Dear friends at Epiphany,
We have just said a heartfelt goodbye to Miriam Gelfer, our beloved priest and friend, as she begins her retirement. It has been hard to say goodbye to Miriam, made all the more difficult because the pandemic prevented us from being together in person for her farewell.
Grief
We are in the midst of grief right now. One of the things we know about grief is that present grief often brings to mind grief we have borne in the past. I imagine that saying farewell to Miriam also brings to remembrance the bittersweet farewell you offered to Thomas last spring. Both Thomas and Miriam belonged to you – they were yours, in a deep and lasting way. After many years of ministry with you, they knew your stories and were deeply woven into the fabric of Epiphany. It is hard to let them go.
Gratitude
And yet, mingled with our grief is gratitude. One of the graces of the interim time is that it opens a space for reflection on the ministry of the priest who has departed. There is time to acknowledge with gratitude – publicly, yet often silently, in one’s heart – the blessings of his or her ministry. There is time in which to begin to harvest the abundant fruit of Miriam’s and Thomas’s ministry among you. In its own way, this is a season of thanksgiving as well as loss.
Growth
There is something else at work here, too. The interim time also offers space to grow toward welcoming a new rector. Right now, your rector search committee is imagining a future with the candidates with whom they are in discernment. And I expect that each of you, in your own way, is imagining what the future holds. You are growing toward a new beginning, even as you grieve the departure of such treasured companions as Miriam and Thomas.
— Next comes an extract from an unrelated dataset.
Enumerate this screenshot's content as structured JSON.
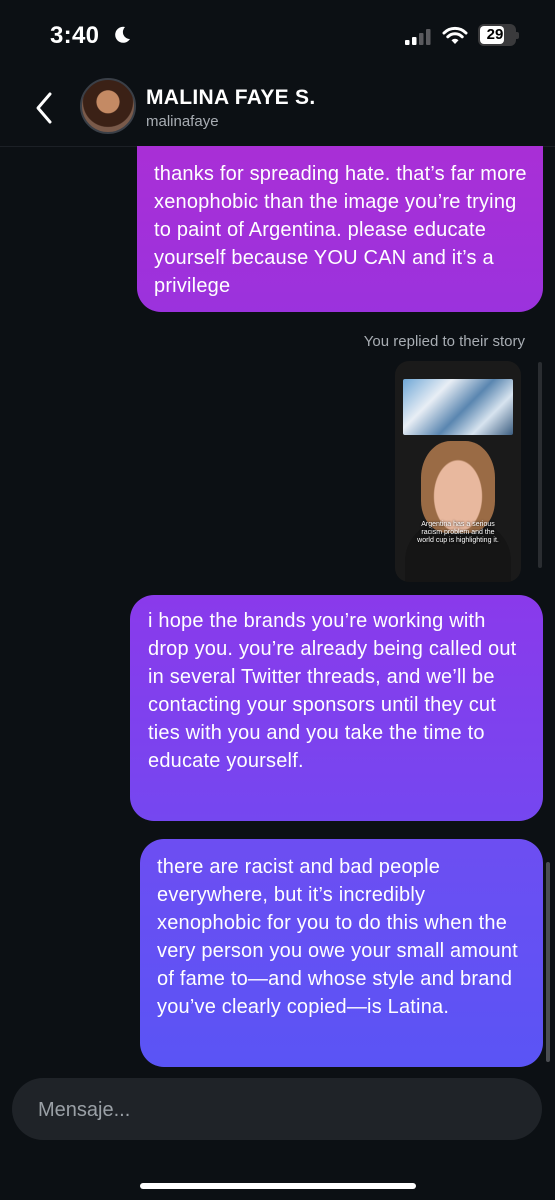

As you dwell in this time of grief, gratitude, and growth, Rilke’s poem Autumn comes to mind. The poem acknowledges the inevitable losses we bear – the “falling” that marks our existence – and yet ends with the assurance that
there is One who holds all this falling
With infinite gentleness in his hands.
I pray that in this interim time, you will find rest in the One who is infinitely gentle and always with us.